散歩中、ふといつも通る道に見慣れない細い裏道があることに気づいた。こんなところに道があったのだろうか。好奇心にかられ、その道を進んでみた。しばらく歩くと、小さな古びた神社が現れた。

苔むした鳥居に、色褪せた祠。手入れされている様子はなく、誰も訪れる気配はない。けれど、その神社には不思議な魅力があった。吸い寄せられるように近づくと、私は祠の前で手を合わせた。

「どうか、学校でのいじめがなくなりますように……」

その時、祠の周りに一陣の風が吹き抜けた。冷たくもなく、暖かくもなく、不思議な感覚の風だった。風が止むと、辺りの空気が一瞬静まり返り、まるで世界が変わったような気がした。

消えた痕跡

家に帰ると、妙な違和感を覚えた。あんなに汚されていたカバンが、まるで新品のように綺麗なのだ。カバンの中を覗くと、暴言が書かれていたはずのノートや教科書も何事もなかったように元通りになっている。

「……何これ?」

不安と安堵が入り混じる中、上履き袋を開けてみると、落書きだらけだった上履きも驚くほど綺麗だった。あの日常が一瞬で消えたかのような奇妙な感覚に、私は戸惑いながらも少しだけ胸が軽くなるのを感じた。

いじめがない世界

次の日、月曜日。学校へ向かう足取りはいつも通り重かったが、教室の扉を開けた瞬間、私は目を疑った。いじめっ子たちがこちらを見ることなく、私を無視するどころか、私の存在を気にしていないようだった。

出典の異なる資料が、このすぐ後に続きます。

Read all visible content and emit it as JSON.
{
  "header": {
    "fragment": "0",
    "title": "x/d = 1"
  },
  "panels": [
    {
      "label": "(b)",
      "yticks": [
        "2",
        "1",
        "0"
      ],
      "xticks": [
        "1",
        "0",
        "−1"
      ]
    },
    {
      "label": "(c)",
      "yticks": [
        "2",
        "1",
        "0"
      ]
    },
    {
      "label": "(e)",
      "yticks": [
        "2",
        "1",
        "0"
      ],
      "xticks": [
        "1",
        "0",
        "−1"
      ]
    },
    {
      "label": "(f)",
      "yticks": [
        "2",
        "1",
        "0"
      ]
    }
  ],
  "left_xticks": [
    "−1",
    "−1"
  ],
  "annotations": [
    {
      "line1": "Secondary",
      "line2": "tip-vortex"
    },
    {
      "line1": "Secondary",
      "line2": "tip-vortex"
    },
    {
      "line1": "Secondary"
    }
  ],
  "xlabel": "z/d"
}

さらに、いじめを見て見ぬふりをしていたクラスメイトたちが、普通に話しかけてきた。

「おはよう! 課題できた?」
「あ、これ落としたよ」

その自然な対応が、まるでいじめが存在しなかったかのように感じさせた。不安と安堵が入り混じる中、私はその日を過ごした。

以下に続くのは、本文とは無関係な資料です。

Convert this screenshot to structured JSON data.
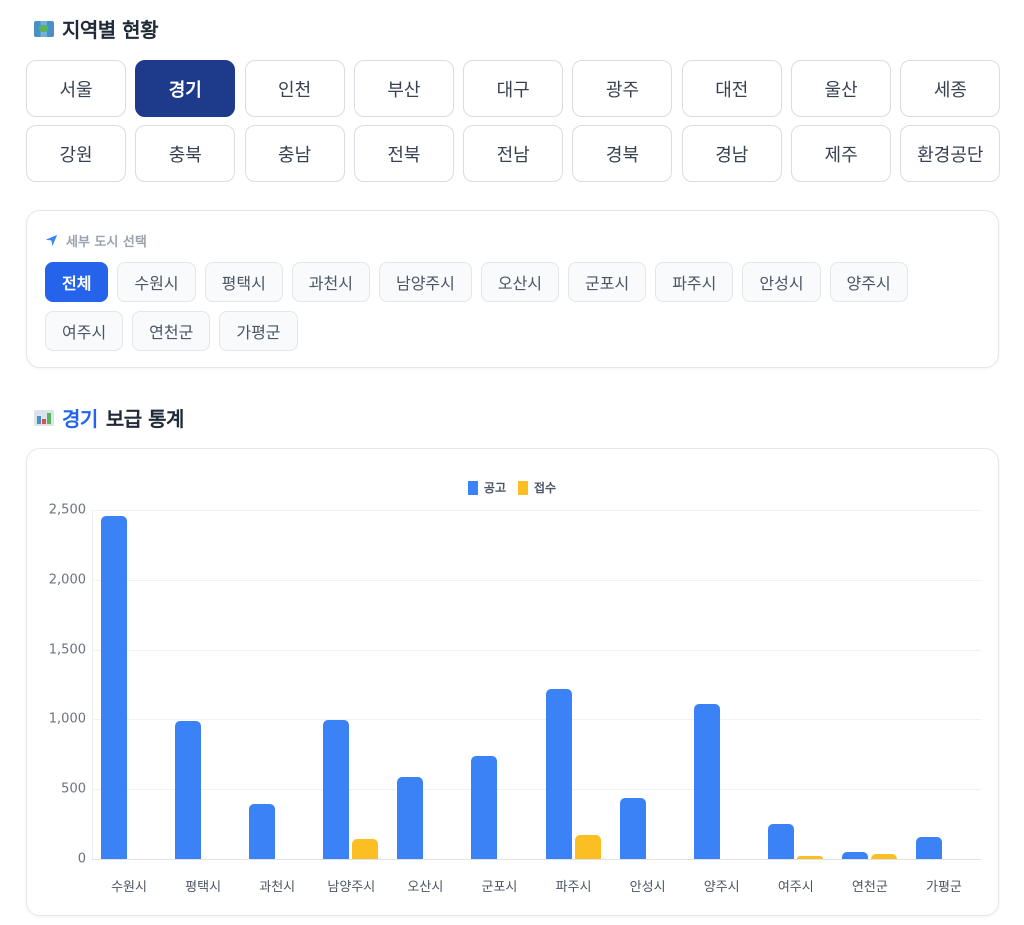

1週間、2週間、3週間……時間が経つにつれ、私は次第に確信した。あの神社でのお祈りを境に、いじめがない世界へ来たのではないかと。

神社を探して

私はもう一度、あの神社を訪れて確かめたくなった。散々探し回ったが、神社はどこにも見当たらない。あの日確かにあったはずの裏道も鳥居も祠も、跡形もなく消えていた。

疲れ果てて帰宅しながらも、私は思った。

「たとえここが異世界だったとしても、いじめのないこの場所がいい。もう戻りたくない」

神社への感謝

ある日、見つからない神社に向けて心の中で感謝を伝えることにした。家の窓から外を見ながら、そっと目を閉じて手を合わせた。

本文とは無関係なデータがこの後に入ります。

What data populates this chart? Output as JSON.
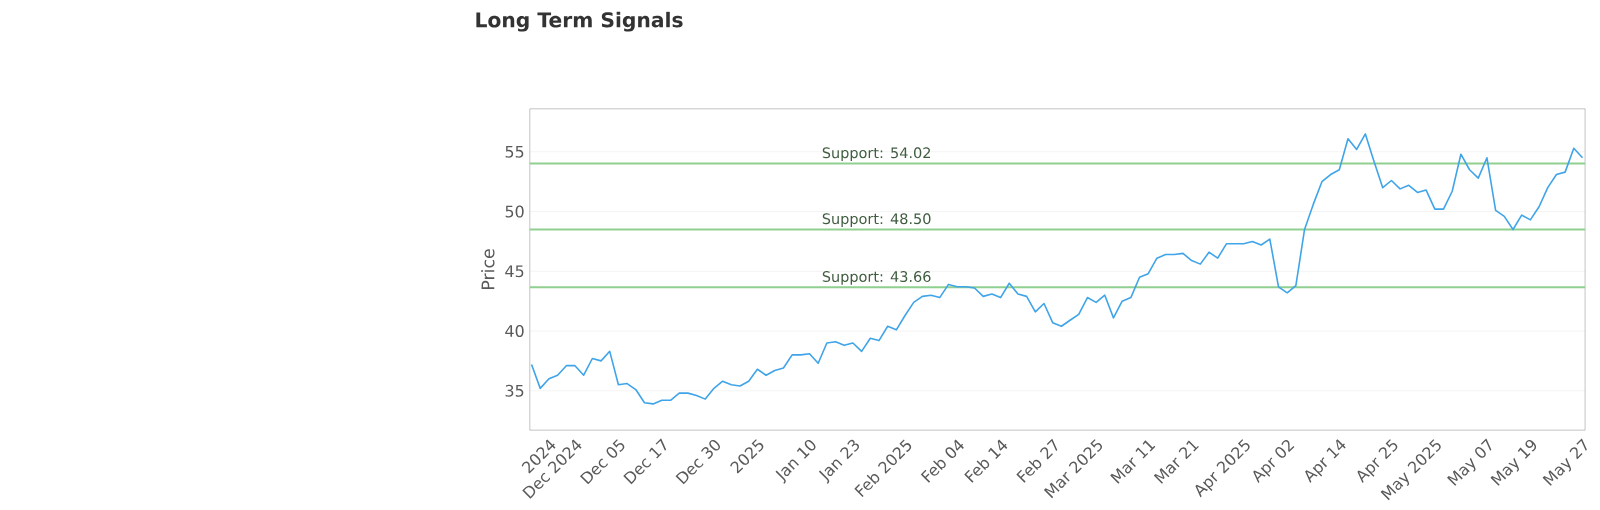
{
  "chart_data": {
    "type": "line",
    "title": "Long Term Signals",
    "ylabel": "Price",
    "categories": [
      null,
      null,
      "2024",
      null,
      null,
      "Dec 2024",
      null,
      null,
      null,
      null,
      "Dec 05",
      null,
      null,
      null,
      null,
      "Dec 17",
      null,
      null,
      null,
      null,
      null,
      "Dec 30",
      null,
      null,
      null,
      null,
      "2025",
      null,
      null,
      null,
      null,
      null,
      "Jan 10",
      null,
      null,
      null,
      null,
      "Jan 23",
      null,
      null,
      null,
      null,
      null,
      "Feb 2025",
      null,
      null,
      null,
      null,
      null,
      "Feb 04",
      null,
      null,
      null,
      null,
      "Feb 14",
      null,
      null,
      null,
      null,
      null,
      "Feb 27",
      null,
      null,
      null,
      null,
      "Mar 2025",
      null,
      null,
      null,
      null,
      null,
      "Mar 11",
      null,
      null,
      null,
      null,
      "Mar 21",
      null,
      null,
      null,
      null,
      null,
      "Apr 2025",
      null,
      null,
      null,
      null,
      "Apr 02",
      null,
      null,
      null,
      null,
      null,
      "Apr 14",
      null,
      null,
      null,
      null,
      null,
      "Apr 25",
      null,
      null,
      null,
      null,
      "May 2025",
      null,
      null,
      null,
      null,
      null,
      "May 07",
      null,
      null,
      null,
      null,
      "May 19",
      null,
      null,
      null,
      null,
      null,
      "May 27"
    ],
    "ylim": [
      31.7,
      58.6
    ],
    "yticks": [
      35,
      40,
      45,
      50,
      55
    ],
    "grid": "y",
    "marker": "none",
    "line_style": "solid",
    "series": [
      {
        "color": "#3fa4e8",
        "values": [
          37.2,
          35.2,
          36.0,
          36.3,
          37.1,
          37.1,
          36.3,
          37.7,
          37.5,
          38.3,
          35.5,
          35.6,
          35.1,
          34.0,
          33.9,
          34.2,
          34.2,
          34.8,
          34.8,
          34.6,
          34.3,
          35.2,
          35.8,
          35.5,
          35.4,
          35.8,
          36.8,
          36.3,
          36.7,
          36.9,
          38.0,
          38.0,
          38.1,
          37.3,
          39.0,
          39.1,
          38.8,
          39.0,
          38.3,
          39.4,
          39.2,
          40.4,
          40.1,
          41.3,
          42.4,
          42.9,
          43.0,
          42.8,
          43.9,
          43.7,
          43.7,
          43.6,
          42.9,
          43.1,
          42.8,
          44.0,
          43.1,
          42.9,
          41.6,
          42.3,
          40.7,
          40.4,
          40.9,
          41.4,
          42.8,
          42.4,
          43.0,
          41.1,
          42.5,
          42.8,
          44.5,
          44.8,
          46.1,
          46.4,
          46.4,
          46.5,
          45.9,
          45.6,
          46.6,
          46.1,
          47.3,
          47.3,
          47.3,
          47.5,
          47.2,
          47.7,
          43.7,
          43.2,
          43.8,
          48.5,
          50.6,
          52.5,
          53.1,
          53.5,
          56.1,
          55.2,
          56.5,
          54.2,
          52.0,
          52.6,
          51.9,
          52.2,
          51.6,
          51.8,
          50.2,
          50.2,
          51.7,
          54.8,
          53.5,
          52.8,
          54.5,
          50.1,
          49.6,
          48.5,
          49.7,
          49.3,
          50.4,
          52.0,
          53.1,
          53.3,
          55.3,
          54.5
        ]
      }
    ],
    "ref_lines": [
      {
        "axis": "y",
        "value": 54.02,
        "label": "Support: 54.02",
        "color": "#8fcf8f"
      },
      {
        "axis": "y",
        "value": 48.5,
        "label": "Support: 48.50",
        "color": "#8fcf8f"
      },
      {
        "axis": "y",
        "value": 43.66,
        "label": "Support: 43.66",
        "color": "#8fcf8f"
      }
    ]
  }
}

「助けてくれてありがとう。ここで、もう一度ちゃんと生きていきます」

その瞬間、遠くからかすかに風が吹き抜け、あの日と同じような不思議な感覚が私を包んだ。目を開けると、夕陽がやわらかく街を照らし、穏やかな風景が広がっていた。

その後、神社がどこにあったのかを知る人は誰もいなかった。けれど、私は今でも心の中でその神社を思い出し、手を合わせる。いじめのあった日常はもう過去のこと。私は新しい生活を、大切に生きていこうと決めていた。